Ça. Ils n’avaient jamais donné de nom à la chose entre eux. Shahîn Badûr Khan ne sait plus trop vraiment s’il en existe un. Son affliction ? Son vice ? Sa faiblesse, sa bête noire ? Sa perversion ? Il n’y a pas de mots pour les ça dans la langue entre deux personnes.

La pluie tombe si fort que Shahîn Badûr Khan a du mal à se faire entendre.

« Il reste quelques personnes qui me doivent un service, ce qui m’a permis d’organiser une sortie du Bhârat, par un vol direct pour Katmandou. Entrer au Népal ne présentera aucune difficulté. De là, nous pouvons repartir n’importe où dans le monde. En ce qui me concerne, je préférerais l’Europe du Nord, la Finlande ou la Norvège, peut-être. Ce sont de grands pays sous-peuplés où nous pouvons vivre dans l’anonymat. J’ai de l’argent de côté, des traites bancaires transférables, suffisamment pour qu’on s’achète une propriété et une vie convenables, mais peut-être moins confortables que ce dont nous avons pris l’habitude ici au Bhârat. La vie y est chère et nous aurons du mal à nous adapter au climat, mais je pense que la Scandinavie est ce qu’il y a de mieux pour nous. »
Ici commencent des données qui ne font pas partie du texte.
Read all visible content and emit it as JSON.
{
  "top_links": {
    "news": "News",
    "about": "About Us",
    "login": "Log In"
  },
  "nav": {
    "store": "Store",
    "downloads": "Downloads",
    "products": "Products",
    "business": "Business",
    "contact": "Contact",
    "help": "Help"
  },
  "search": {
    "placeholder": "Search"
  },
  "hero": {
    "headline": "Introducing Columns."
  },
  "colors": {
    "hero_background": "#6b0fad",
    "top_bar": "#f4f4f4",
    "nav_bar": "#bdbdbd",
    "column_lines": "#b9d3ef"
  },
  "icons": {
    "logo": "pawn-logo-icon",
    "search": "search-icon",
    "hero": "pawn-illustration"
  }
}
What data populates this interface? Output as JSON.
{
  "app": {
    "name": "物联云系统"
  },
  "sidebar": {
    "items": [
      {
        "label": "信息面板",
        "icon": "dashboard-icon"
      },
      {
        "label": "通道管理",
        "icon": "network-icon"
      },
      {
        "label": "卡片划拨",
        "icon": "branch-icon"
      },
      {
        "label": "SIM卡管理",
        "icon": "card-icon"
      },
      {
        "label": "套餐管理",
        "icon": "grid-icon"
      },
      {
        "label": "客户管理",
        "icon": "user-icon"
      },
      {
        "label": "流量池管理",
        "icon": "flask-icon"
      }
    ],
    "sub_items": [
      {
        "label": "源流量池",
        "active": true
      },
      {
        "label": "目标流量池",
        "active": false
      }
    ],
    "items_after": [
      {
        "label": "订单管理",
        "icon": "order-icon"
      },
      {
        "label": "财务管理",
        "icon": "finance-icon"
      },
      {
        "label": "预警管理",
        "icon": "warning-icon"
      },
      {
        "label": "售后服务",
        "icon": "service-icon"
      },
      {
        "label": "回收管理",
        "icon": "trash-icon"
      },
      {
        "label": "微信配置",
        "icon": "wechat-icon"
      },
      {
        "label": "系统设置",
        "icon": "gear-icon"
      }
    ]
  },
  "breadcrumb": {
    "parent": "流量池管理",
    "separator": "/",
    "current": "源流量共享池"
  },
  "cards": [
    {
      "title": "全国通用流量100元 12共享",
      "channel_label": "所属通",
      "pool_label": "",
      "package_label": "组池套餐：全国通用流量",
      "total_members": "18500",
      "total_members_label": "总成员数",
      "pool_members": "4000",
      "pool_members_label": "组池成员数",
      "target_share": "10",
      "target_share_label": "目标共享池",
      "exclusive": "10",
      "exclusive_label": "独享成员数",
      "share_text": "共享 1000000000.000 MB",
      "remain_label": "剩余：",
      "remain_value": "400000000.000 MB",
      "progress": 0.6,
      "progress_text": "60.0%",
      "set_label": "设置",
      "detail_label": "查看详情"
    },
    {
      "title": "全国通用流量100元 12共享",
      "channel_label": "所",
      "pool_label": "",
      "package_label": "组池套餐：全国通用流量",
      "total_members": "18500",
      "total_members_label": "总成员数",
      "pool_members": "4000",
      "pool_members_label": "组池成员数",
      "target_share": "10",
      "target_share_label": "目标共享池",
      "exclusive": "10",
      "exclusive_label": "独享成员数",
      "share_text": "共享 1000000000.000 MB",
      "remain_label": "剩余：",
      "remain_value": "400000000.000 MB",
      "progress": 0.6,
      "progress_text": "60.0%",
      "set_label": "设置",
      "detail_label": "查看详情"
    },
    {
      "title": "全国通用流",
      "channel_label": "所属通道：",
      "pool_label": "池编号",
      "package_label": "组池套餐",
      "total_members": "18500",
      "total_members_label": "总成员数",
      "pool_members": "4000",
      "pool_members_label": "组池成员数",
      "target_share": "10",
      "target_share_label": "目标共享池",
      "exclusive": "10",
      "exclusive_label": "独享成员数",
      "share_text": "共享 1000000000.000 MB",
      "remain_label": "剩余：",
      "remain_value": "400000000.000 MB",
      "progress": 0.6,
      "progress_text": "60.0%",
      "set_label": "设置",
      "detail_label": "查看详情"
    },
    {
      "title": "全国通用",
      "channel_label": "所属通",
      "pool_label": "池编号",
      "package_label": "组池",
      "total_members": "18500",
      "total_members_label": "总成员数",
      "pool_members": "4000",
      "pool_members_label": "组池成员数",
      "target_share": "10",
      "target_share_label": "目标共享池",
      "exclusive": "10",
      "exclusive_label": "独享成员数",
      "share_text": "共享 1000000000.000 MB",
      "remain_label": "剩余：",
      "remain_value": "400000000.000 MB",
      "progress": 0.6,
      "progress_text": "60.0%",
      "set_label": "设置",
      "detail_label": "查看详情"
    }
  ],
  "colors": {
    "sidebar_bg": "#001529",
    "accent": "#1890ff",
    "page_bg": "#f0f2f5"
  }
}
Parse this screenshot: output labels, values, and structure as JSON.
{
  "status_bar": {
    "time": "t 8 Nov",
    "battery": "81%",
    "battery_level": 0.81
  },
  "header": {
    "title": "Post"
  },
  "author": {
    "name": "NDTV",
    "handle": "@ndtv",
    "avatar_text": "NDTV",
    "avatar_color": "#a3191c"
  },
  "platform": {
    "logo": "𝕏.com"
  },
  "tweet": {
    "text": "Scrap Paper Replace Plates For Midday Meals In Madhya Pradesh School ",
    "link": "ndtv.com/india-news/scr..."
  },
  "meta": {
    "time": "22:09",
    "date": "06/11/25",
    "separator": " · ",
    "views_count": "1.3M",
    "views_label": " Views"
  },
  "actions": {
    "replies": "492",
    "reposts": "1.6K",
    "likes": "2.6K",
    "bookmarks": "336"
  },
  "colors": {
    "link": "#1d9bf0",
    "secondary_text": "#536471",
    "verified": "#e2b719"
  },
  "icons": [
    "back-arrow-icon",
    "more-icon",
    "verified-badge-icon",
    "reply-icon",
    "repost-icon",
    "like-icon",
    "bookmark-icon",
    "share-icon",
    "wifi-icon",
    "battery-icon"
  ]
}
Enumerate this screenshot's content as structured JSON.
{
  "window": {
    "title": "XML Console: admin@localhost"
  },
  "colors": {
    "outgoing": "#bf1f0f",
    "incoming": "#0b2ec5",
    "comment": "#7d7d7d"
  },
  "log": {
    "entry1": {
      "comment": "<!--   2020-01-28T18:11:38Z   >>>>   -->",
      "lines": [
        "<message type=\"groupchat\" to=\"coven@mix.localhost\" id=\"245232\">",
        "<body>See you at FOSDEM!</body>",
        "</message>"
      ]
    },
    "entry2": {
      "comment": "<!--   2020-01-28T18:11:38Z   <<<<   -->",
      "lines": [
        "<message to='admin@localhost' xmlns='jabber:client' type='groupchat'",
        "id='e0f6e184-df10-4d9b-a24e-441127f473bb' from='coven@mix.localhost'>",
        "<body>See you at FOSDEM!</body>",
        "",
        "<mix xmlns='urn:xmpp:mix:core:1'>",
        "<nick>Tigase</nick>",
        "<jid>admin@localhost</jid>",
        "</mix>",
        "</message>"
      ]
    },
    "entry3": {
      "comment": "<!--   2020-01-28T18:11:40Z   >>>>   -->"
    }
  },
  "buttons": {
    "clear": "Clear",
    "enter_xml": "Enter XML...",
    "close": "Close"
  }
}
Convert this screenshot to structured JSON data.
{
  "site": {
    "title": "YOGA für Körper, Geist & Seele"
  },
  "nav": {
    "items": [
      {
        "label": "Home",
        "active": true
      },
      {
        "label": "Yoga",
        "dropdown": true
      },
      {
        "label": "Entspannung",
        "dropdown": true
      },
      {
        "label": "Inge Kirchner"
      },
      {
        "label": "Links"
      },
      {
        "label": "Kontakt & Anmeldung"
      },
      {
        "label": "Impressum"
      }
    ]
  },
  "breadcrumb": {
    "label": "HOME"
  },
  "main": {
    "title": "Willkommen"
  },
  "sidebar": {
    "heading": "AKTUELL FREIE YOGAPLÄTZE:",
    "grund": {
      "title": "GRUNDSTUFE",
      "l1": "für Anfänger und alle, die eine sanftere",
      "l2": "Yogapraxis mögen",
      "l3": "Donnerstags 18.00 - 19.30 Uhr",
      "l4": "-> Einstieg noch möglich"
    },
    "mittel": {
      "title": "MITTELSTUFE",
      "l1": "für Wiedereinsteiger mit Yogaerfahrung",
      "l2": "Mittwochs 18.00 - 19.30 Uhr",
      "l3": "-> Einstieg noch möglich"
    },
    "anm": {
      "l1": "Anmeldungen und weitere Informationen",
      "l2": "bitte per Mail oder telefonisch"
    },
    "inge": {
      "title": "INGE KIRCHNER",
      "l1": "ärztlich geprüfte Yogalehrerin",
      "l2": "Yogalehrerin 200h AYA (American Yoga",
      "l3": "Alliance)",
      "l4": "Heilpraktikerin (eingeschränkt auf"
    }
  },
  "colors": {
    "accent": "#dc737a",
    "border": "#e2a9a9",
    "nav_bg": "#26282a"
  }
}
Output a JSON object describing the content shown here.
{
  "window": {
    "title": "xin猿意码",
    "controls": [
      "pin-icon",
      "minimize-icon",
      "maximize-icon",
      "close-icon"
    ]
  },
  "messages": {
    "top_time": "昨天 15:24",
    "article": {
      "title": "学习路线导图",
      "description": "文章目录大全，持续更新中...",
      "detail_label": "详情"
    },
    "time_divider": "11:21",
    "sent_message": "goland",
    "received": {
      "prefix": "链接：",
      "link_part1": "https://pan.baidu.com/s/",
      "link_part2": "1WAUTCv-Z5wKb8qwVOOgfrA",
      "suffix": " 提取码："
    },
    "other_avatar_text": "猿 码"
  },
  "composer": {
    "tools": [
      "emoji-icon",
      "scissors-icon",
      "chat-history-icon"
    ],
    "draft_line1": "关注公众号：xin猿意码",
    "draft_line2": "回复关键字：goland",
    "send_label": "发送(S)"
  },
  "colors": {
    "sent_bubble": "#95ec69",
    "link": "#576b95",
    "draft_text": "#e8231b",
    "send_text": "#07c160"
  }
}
Bilqis a les yeux fermés. Elle lève la main.

« Arrête, s’il te plaît.

— On n’est pas obligés d’aller en Scandinavie. La Nouvelle-Zélande est un autre pays éloigné où…

— Ni la Scandinavie ni la Nouvelle-Zélande. Shahîn, je ne t’accompagne pas. J’en ai assez, tu n’es pas le seul à devoir des excuses. J’en dois moi aussi. Shahîn, j’ai rompu notre accord. Je leur ai dit. Tu crois être le seul à avoir une vie secrète, eh bien non ! C’est faux ! Tu as toujours été comme ça, si arrogant, si sûr que personne d’autre ne pouvait avoir de mensonges et de secrets. Sache que depuis cinq ans, je travaille pour N.K. Jîvanjî. Pour le Shivajî, Shahîn. Moi, la bégum Bilqis Badûr Khan, je t’ai livré aux Hindutvâs. »

Shahîn Badûr Khan sent la pluie, le tonnerre, la voix de son épouse se mêler en un léger sifflement. Il comprend maintenant ce qu’on doit ressentir en mourant de surprise.

« Mais enfin, s’entend-il dire, c’est n’importe quoi, n’importe quoi, tu dis n’importe quoi, femme.

— J’imagine que ça ressemble à du n’importe quoi, une femme qui livre son mari à ses pires ennemis. Mais je l’ai fait, Shahîn. Je t’ai livré aux Hindous. Moi, ton épouse. Dont tu t’es détourné chaque nuit à l’époque où nous dormions encore ensemble. Cinq conceptions, cinq coups tirés. Je les ai comptés, cinq, une femme n’oublie pas ça. Et seulement deux autorisés à aller à terme pour devenir nos beaux-fils. Cinq coups tirés. Je suis désolée, ma vulgarité te choque ? Ce n’est pas de cette manière que doivent s’exprimer les bégums du beau monde ? Tu devrais voir comment ces gentilles bégums parlent entre elles, Shahîn. Entre femmes. Oh, tes oreilles en rougiraient de honte. Quelles créatures sans vergogne nous faisons, dans nos chambres et nos sociétés. Elles savent, toutes les femmes savent. Khan cinq coups. Je leur ai dit, mais pas ça. Ça, je ne leur ai pas dit, Shahîn.